Chandigarh-based artist Madan Lal’s ongoing exhibition in New Delhi addresses the increasingly busy but ultimately hollow human existence

Well-known artist and critic Martin Bradley once described his works as a “broad spectrum of kaleidoscope”. As soon as you rest your eyes on these paintings, on display at New Delhi’s Shridharani Galley till this Sunday, those words ring true. A myriad of colours seems to surround the visitor, not to suffocate, rather to enlighten.

Chandigarh-based senior artist Madan Lal’s exhibition “Urban Mirage” explores the increasingly busy but ultimately hollow modern urban existence that now plagues humanity. “The problem with us humans is that our yearning for possessions just increases — materialism has never decreased. That is what my paintings explore,” he says. Among themes, the artist explores the reluctance of procreation in the work “Aquarium”, the five phases of life in “Where Seeds To Grow” and true emotion of a person in a crowd of masks in “Faces”.

“I chose the word ‘mirage’ because that is mrig trishna, a desire that can never be fulfilled. Our current existence has left us like the egret — always flying high up in the sky whether it is day or night, and crying out for satisfaction, but we never come down to land, which is what we were meant to do,” he says.

For him, painting is a never-ending journey. “I have no focal point in my paintings. Rather my creations showcase what I feel, the complexities of human relationships and life.”

His paintings are awash with symbolism — almost every painting in “Urban Emotions” has arrows, which depict the inner and outer chaos that plagues the urban human life. Other symbols that are present in his works are that of the parrot — for him, representing love, since according to mythology, the parrot is the vehicle of Kamdev. “I like to communicate to my audience through symbols; all that is needed is a close look and all that I wish to communicate will come through,” he says.

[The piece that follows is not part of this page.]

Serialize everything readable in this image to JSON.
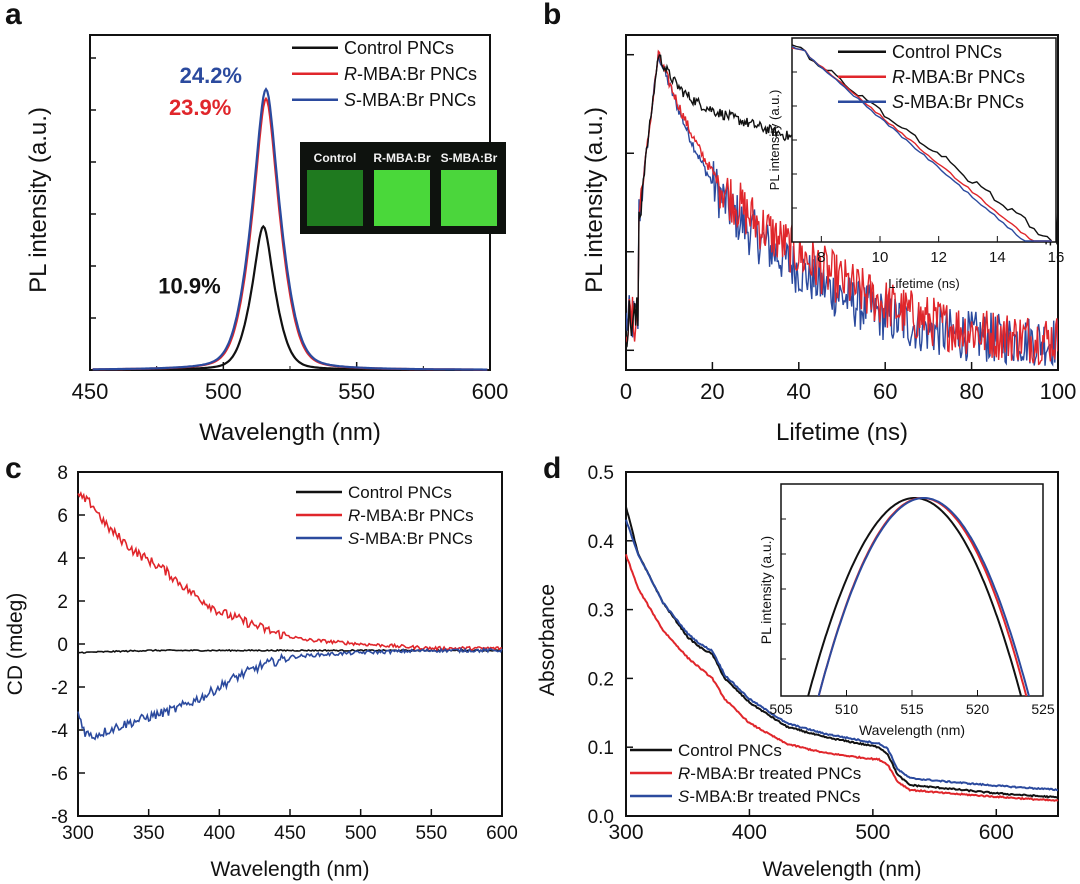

Sufism is well and alive in his works too. “I hail from Punjab, and Sufism is seeped into our literature, our culture,” Lal explains. “Sufism is not limited to any religion; it is a way of life. Right from childhood, it is inculcated into our creative outcomes.”

In 1995, Lal had his first exhibition, and since then, his paintings have moved from touching on abstract concepts like music towards a relatively tangible topic in urban musing. He feels that he has not done so intentionally, but offers an explanation, saying, “When I start painting, I start with a blank canvas. I first envision an abstract concept in my mind, and as I add paint to the canvas, a more concrete form starts appearing. That is how I would trace my progression in art.”

As an artist well traversed with the international scene — he has previously had exhibitions in Germany, England and Sweden — he points out that Indian art is very distinct from other cultures. “Indian artists are still rooted in tradition, which comes across in the colours, symbols and forms that we use.”

“Personally, though I have been well educated in the western schools of art, I take inspiration from the Ajanta murals, Indian sculptures and typically Indian architecture while painting,” he says.

(Madan Lal’s paintings are on display at Shridharani Art Gallery, Triveni Kala Sangam, New Delhi, till November 10, from 11 a.m. to 7 p.m.)